California Henchmen
How California’s Political, Business and Thought Leaders Are Advancing Trump’s Agenda
The story of California in the Trump era is one of both resistance and collaboration – a tension that will help determine the success or failure of the most polarizing president in modern American politics.

For the past four months, California has been getting a lot of credit for leading the resistance to Donald Trump. From the anti-Trump declarations of Governor Jerry Brown to the dissent of sanctuary cities, California has become, in the eyes of many, the last and best firewall between an autocratic right-wing takeover of the country and the preservation of American liberal democracy.
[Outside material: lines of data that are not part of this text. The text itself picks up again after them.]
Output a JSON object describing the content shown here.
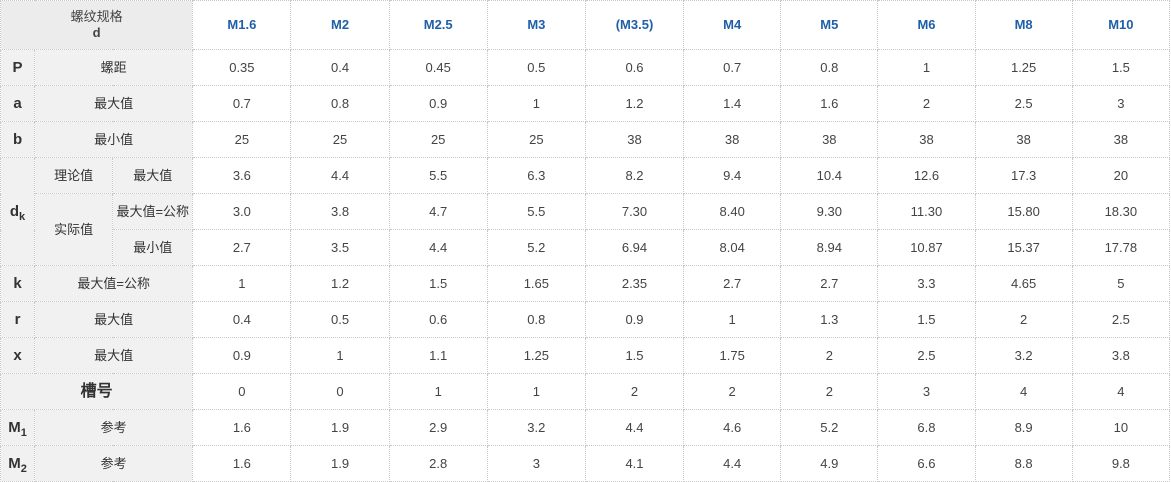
{
  "header": {
    "corner_label": "螺纹规格",
    "corner_symbol": "d",
    "sizes": [
      "M1.6",
      "M2",
      "M2.5",
      "M3",
      "(M3.5)",
      "M4",
      "M5",
      "M6",
      "M8",
      "M10"
    ]
  },
  "rows": {
    "P": {
      "symbol": "P",
      "label": "螺距",
      "values": [
        "0.35",
        "0.4",
        "0.45",
        "0.5",
        "0.6",
        "0.7",
        "0.8",
        "1",
        "1.25",
        "1.5"
      ]
    },
    "a": {
      "symbol": "a",
      "label": "最大值",
      "values": [
        "0.7",
        "0.8",
        "0.9",
        "1",
        "1.2",
        "1.4",
        "1.6",
        "2",
        "2.5",
        "3"
      ]
    },
    "b": {
      "symbol": "b",
      "label": "最小值",
      "values": [
        "25",
        "25",
        "25",
        "25",
        "38",
        "38",
        "38",
        "38",
        "38",
        "38"
      ]
    },
    "dk": {
      "symbol": "d",
      "symbol_sub": "k",
      "theory_label": "理论值",
      "actual_label": "实际值",
      "theory_max": {
        "label": "最大值",
        "values": [
          "3.6",
          "4.4",
          "5.5",
          "6.3",
          "8.2",
          "9.4",
          "10.4",
          "12.6",
          "17.3",
          "20"
        ]
      },
      "actual_max": {
        "label": "最大值=公称",
        "values": [
          "3.0",
          "3.8",
          "4.7",
          "5.5",
          "7.30",
          "8.40",
          "9.30",
          "11.30",
          "15.80",
          "18.30"
        ]
      },
      "actual_min": {
        "label": "最小值",
        "values": [
          "2.7",
          "3.5",
          "4.4",
          "5.2",
          "6.94",
          "8.04",
          "8.94",
          "10.87",
          "15.37",
          "17.78"
        ]
      }
    },
    "k": {
      "symbol": "k",
      "label": "最大值=公称",
      "values": [
        "1",
        "1.2",
        "1.5",
        "1.65",
        "2.35",
        "2.7",
        "2.7",
        "3.3",
        "4.65",
        "5"
      ]
    },
    "r": {
      "symbol": "r",
      "label": "最大值",
      "values": [
        "0.4",
        "0.5",
        "0.6",
        "0.8",
        "0.9",
        "1",
        "1.3",
        "1.5",
        "2",
        "2.5"
      ]
    },
    "x": {
      "symbol": "x",
      "label": "最大值",
      "values": [
        "0.9",
        "1",
        "1.1",
        "1.25",
        "1.5",
        "1.75",
        "2",
        "2.5",
        "3.2",
        "3.8"
      ]
    },
    "slot": {
      "label": "槽号",
      "values": [
        "0",
        "0",
        "1",
        "1",
        "2",
        "2",
        "2",
        "3",
        "4",
        "4"
      ]
    },
    "M1": {
      "symbol": "M",
      "symbol_sub": "1",
      "label": "参考",
      "values": [
        "1.6",
        "1.9",
        "2.9",
        "3.2",
        "4.4",
        "4.6",
        "5.2",
        "6.8",
        "8.9",
        "10"
      ]
    },
    "M2": {
      "symbol": "M",
      "symbol_sub": "2",
      "label": "参考",
      "values": [
        "1.6",
        "1.9",
        "2.8",
        "3",
        "4.1",
        "4.4",
        "4.9",
        "6.6",
        "8.8",
        "9.8"
      ]
    }
  }
}
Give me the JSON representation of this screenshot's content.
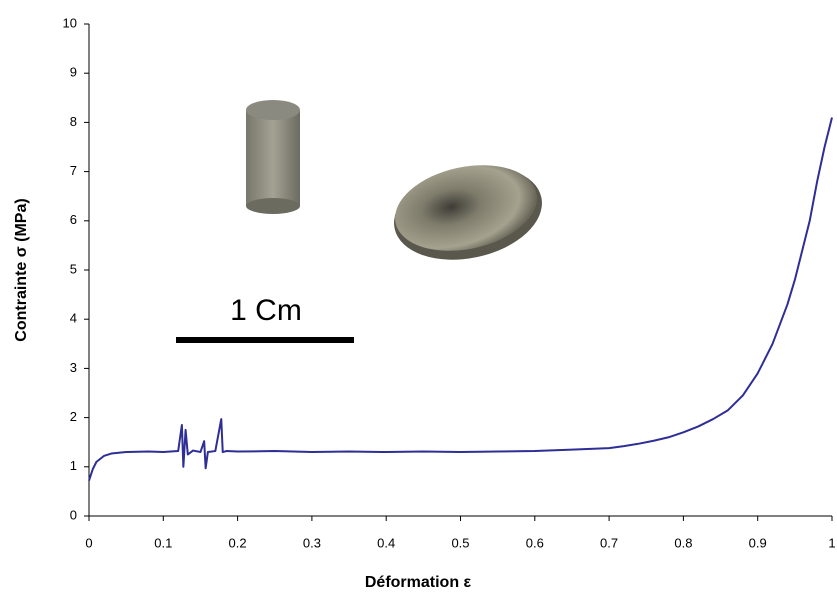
{
  "chart_data": {
    "type": "line",
    "x_label": "Déformation ε",
    "y_label": "Contrainte σ (MPa)",
    "scale_bar_label": "1 Cm",
    "x": [
      0,
      0.005,
      0.01,
      0.02,
      0.03,
      0.05,
      0.08,
      0.1,
      0.12,
      0.125,
      0.127,
      0.13,
      0.133,
      0.14,
      0.15,
      0.155,
      0.157,
      0.16,
      0.17,
      0.178,
      0.18,
      0.185,
      0.2,
      0.25,
      0.3,
      0.35,
      0.4,
      0.45,
      0.5,
      0.55,
      0.6,
      0.65,
      0.7,
      0.72,
      0.74,
      0.76,
      0.78,
      0.8,
      0.82,
      0.84,
      0.86,
      0.88,
      0.9,
      0.92,
      0.94,
      0.95,
      0.96,
      0.97,
      0.98,
      0.99,
      1.0
    ],
    "series": [
      {
        "color": "#2e2e96",
        "values": [
          0.72,
          0.95,
          1.1,
          1.22,
          1.27,
          1.3,
          1.31,
          1.3,
          1.32,
          1.85,
          1.0,
          1.75,
          1.25,
          1.33,
          1.3,
          1.52,
          0.97,
          1.3,
          1.32,
          1.97,
          1.3,
          1.32,
          1.31,
          1.32,
          1.3,
          1.31,
          1.3,
          1.31,
          1.3,
          1.31,
          1.32,
          1.35,
          1.38,
          1.42,
          1.47,
          1.53,
          1.6,
          1.7,
          1.82,
          1.97,
          2.15,
          2.45,
          2.9,
          3.5,
          4.3,
          4.8,
          5.4,
          6.0,
          6.8,
          7.5,
          8.1
        ]
      }
    ],
    "xlim": [
      0,
      1
    ],
    "xticks": [
      0,
      0.1,
      0.2,
      0.3,
      0.4,
      0.5,
      0.6,
      0.7,
      0.8,
      0.9,
      1
    ],
    "ylim": [
      0,
      10
    ],
    "yticks": [
      0,
      1,
      2,
      3,
      4,
      5,
      6,
      7,
      8,
      9,
      10
    ],
    "grid": false
  }
}
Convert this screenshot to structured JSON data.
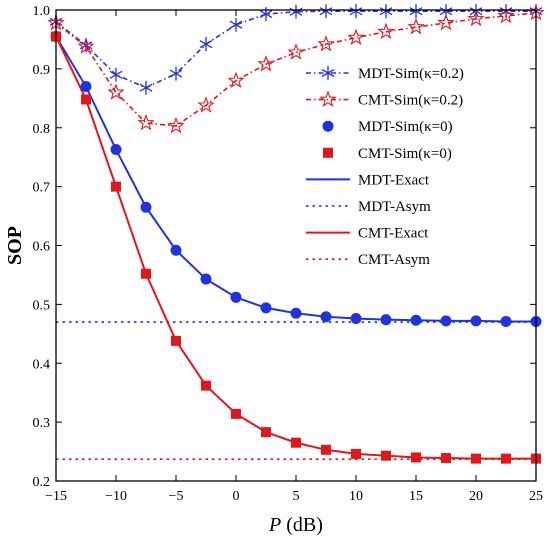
{
  "chart_data": {
    "type": "line",
    "xlabel_var": "P",
    "xlabel_unit": " (dB)",
    "ylabel": "SOP",
    "xlim": [
      -15,
      25
    ],
    "ylim": [
      0.2,
      1.0
    ],
    "xticks": [
      -15,
      -10,
      -5,
      0,
      5,
      10,
      15,
      20,
      25
    ],
    "yticks": [
      0.2,
      0.3,
      0.4,
      0.5,
      0.6,
      0.7,
      0.8,
      0.9,
      1.0
    ],
    "ytick_labels": [
      "0.2",
      "0.3",
      "0.4",
      "0.5",
      "0.6",
      "0.7",
      "0.8",
      "0.9",
      "1.0"
    ],
    "grid": false,
    "legend_position": "right",
    "colors": {
      "blue": "#1f33e0",
      "red": "#e3161b"
    },
    "series": [
      {
        "name": "MDT-Sim(κ=0.2)",
        "color": "blue",
        "style": "dashdot",
        "marker": "asterisk",
        "x": [
          -15,
          -12.5,
          -10,
          -7.5,
          -5,
          -2.5,
          0,
          2.5,
          5,
          7.5,
          10,
          12.5,
          15,
          17.5,
          20,
          22.5,
          25
        ],
        "y": [
          0.98,
          0.94,
          0.89,
          0.868,
          0.892,
          0.942,
          0.975,
          0.993,
          0.997,
          0.998,
          0.998,
          0.998,
          0.998,
          0.998,
          0.998,
          0.998,
          0.998
        ]
      },
      {
        "name": "CMT-Sim(κ=0.2)",
        "color": "red",
        "style": "dashdot",
        "marker": "star",
        "x": [
          -15,
          -12.5,
          -10,
          -7.5,
          -5,
          -2.5,
          0,
          2.5,
          5,
          7.5,
          10,
          12.5,
          15,
          17.5,
          20,
          22.5,
          25
        ],
        "y": [
          0.978,
          0.938,
          0.86,
          0.808,
          0.803,
          0.838,
          0.88,
          0.908,
          0.928,
          0.942,
          0.953,
          0.963,
          0.971,
          0.978,
          0.985,
          0.99,
          0.995
        ]
      },
      {
        "name": "MDT-Sim(κ=0)",
        "color": "blue",
        "style": "none",
        "marker": "circle",
        "x": [
          -15,
          -12.5,
          -10,
          -7.5,
          -5,
          -2.5,
          0,
          2.5,
          5,
          7.5,
          10,
          12.5,
          15,
          17.5,
          20,
          22.5,
          25
        ],
        "y": [
          0.955,
          0.87,
          0.763,
          0.665,
          0.592,
          0.543,
          0.512,
          0.494,
          0.485,
          0.479,
          0.476,
          0.474,
          0.473,
          0.472,
          0.472,
          0.471,
          0.471
        ]
      },
      {
        "name": "CMT-Sim(κ=0)",
        "color": "red",
        "style": "none",
        "marker": "square",
        "x": [
          -15,
          -12.5,
          -10,
          -7.5,
          -5,
          -2.5,
          0,
          2.5,
          5,
          7.5,
          10,
          12.5,
          15,
          17.5,
          20,
          22.5,
          25
        ],
        "y": [
          0.955,
          0.848,
          0.7,
          0.552,
          0.438,
          0.362,
          0.314,
          0.283,
          0.265,
          0.253,
          0.246,
          0.243,
          0.24,
          0.239,
          0.238,
          0.238,
          0.238
        ]
      },
      {
        "name": "MDT-Exact",
        "color": "blue",
        "style": "solid",
        "marker": "none",
        "x": [
          -15,
          -12.5,
          -10,
          -7.5,
          -5,
          -2.5,
          0,
          2.5,
          5,
          7.5,
          10,
          12.5,
          15,
          17.5,
          20,
          22.5,
          25
        ],
        "y": [
          0.955,
          0.87,
          0.763,
          0.665,
          0.592,
          0.543,
          0.512,
          0.494,
          0.485,
          0.479,
          0.476,
          0.474,
          0.473,
          0.472,
          0.472,
          0.471,
          0.471
        ]
      },
      {
        "name": "MDT-Asym",
        "color": "blue",
        "style": "dotted",
        "marker": "none",
        "x": [
          -15,
          25
        ],
        "y": [
          0.47,
          0.47
        ]
      },
      {
        "name": "CMT-Exact",
        "color": "red",
        "style": "solid",
        "marker": "none",
        "x": [
          -15,
          -12.5,
          -10,
          -7.5,
          -5,
          -2.5,
          0,
          2.5,
          5,
          7.5,
          10,
          12.5,
          15,
          17.5,
          20,
          22.5,
          25
        ],
        "y": [
          0.955,
          0.848,
          0.7,
          0.552,
          0.438,
          0.362,
          0.314,
          0.283,
          0.265,
          0.253,
          0.246,
          0.243,
          0.24,
          0.239,
          0.238,
          0.238,
          0.238
        ]
      },
      {
        "name": "CMT-Asym",
        "color": "red",
        "style": "dotted",
        "marker": "none",
        "x": [
          -15,
          25
        ],
        "y": [
          0.237,
          0.237
        ]
      }
    ]
  }
}
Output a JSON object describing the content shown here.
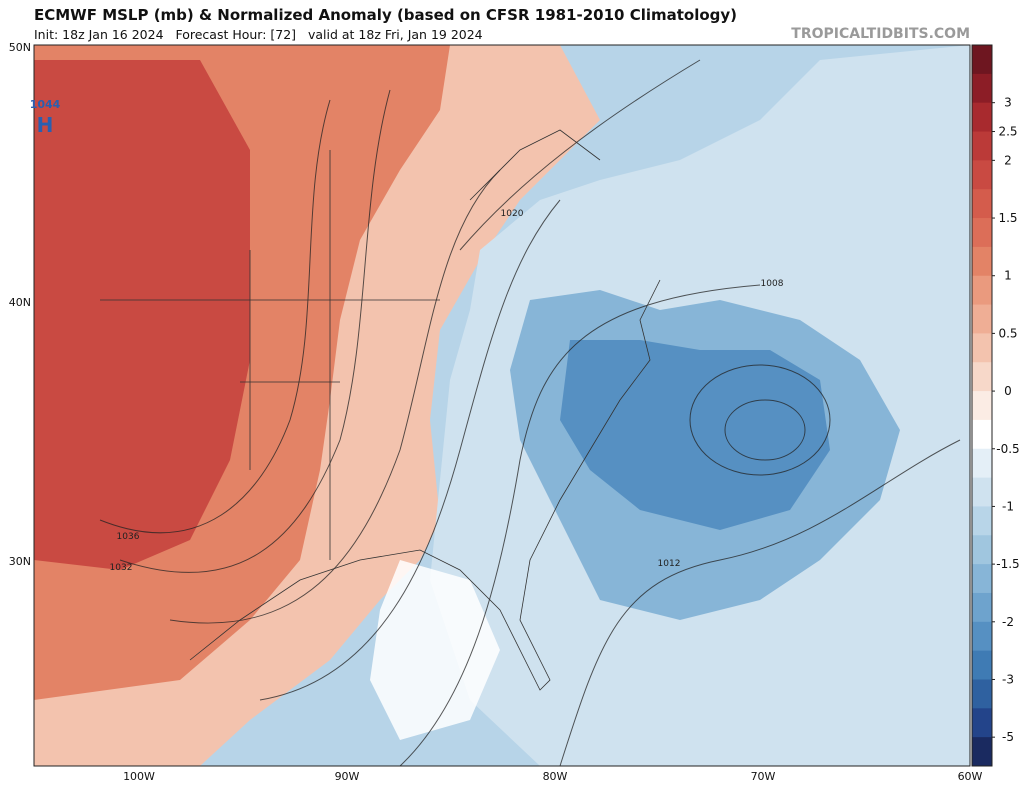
{
  "header": {
    "title": "ECMWF MSLP (mb) & Normalized Anomaly (based on CFSR 1981-2010 Climatology)",
    "subtitle": "Init: 18z Jan 16 2024   Forecast Hour: [72]   valid at 18z Fri, Jan 19 2024",
    "credit": "TROPICALTIDBITS.COM"
  },
  "map": {
    "lat_labels": [
      "50N",
      "40N",
      "30N"
    ],
    "lon_labels": [
      "100W",
      "90W",
      "80W",
      "70W",
      "60W"
    ],
    "pressure_labels": [
      "1044",
      "1036",
      "1032",
      "1020",
      "1008",
      "1012"
    ],
    "high_marker": "H"
  },
  "colorbar": {
    "colors": [
      "#6e1620",
      "#8c1d26",
      "#a82a2e",
      "#bb3a38",
      "#c94a42",
      "#d45c4c",
      "#dc6e58",
      "#e38366",
      "#ea9a7e",
      "#efae95",
      "#f3c3ae",
      "#f7d8c9",
      "#fbece4",
      "#ffffff",
      "#e4eff7",
      "#cfe2ef",
      "#b8d5e8",
      "#a0c6df",
      "#87b5d7",
      "#6ea3cd",
      "#5690c2",
      "#3f7bb4",
      "#2f61a0",
      "#23448a",
      "#1a2a60"
    ],
    "tick_labels": [
      "3",
      "2.5",
      "2",
      "1.5",
      "1",
      "0.5",
      "0",
      "-0.5",
      "-1",
      "-1.5",
      "-2",
      "-3",
      "-5"
    ]
  }
}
But there’s another storyline that’s been buried in all the press coverage of Golden State resistance – the leading role of key California power brokers in supporting the president’s policies. In “Trump’s California Henchmen,” Capital & Main reports on how political, business and thought leaders have become indispensable to the success of those policies.
A case in point: the House of Representatives’ repeal of Obamacare and passage of the American Health Care Act, which, as Dean Kuipers reports, would have been impossible but for the unanimous support of the California Republican congressional delegation. GOP representatives have also backed Trump on gutting far-reaching environmental rules and blocking states, including California, from setting up retirement plans for the millions of people without employer-provided retirement benefits. At the same time, they have largely remained silent as Trump has launched his promised crackdown on undocumented immigrants.
Maria Bustillos finds that the fingerprints of conservative California institutions are all over the Trump administration, including those of key officials at the National Security Council who were part of PayPal founder and Trump ally Peter Thiel’s Bay Area business circle. Secretary of State Rex Tillerson’s appointment was championed by a set of influential California leaders associated with Stanford University, among them former Secretary of Defense Condoleeza Rice. And, as Gabriel Thompson writes, even Democratic donors such as Tesla’s Elon Musk and Disney CEO Bob Iger have joined Trump’s business roundtable, justifying their decisions by promising to bring an adversarial point of view to conversations with the president.
In short, the story of California in the Trump era is one of both resistance and collaboration – a tension that will help determine the success or failure of the most polarizing president in modern American politics.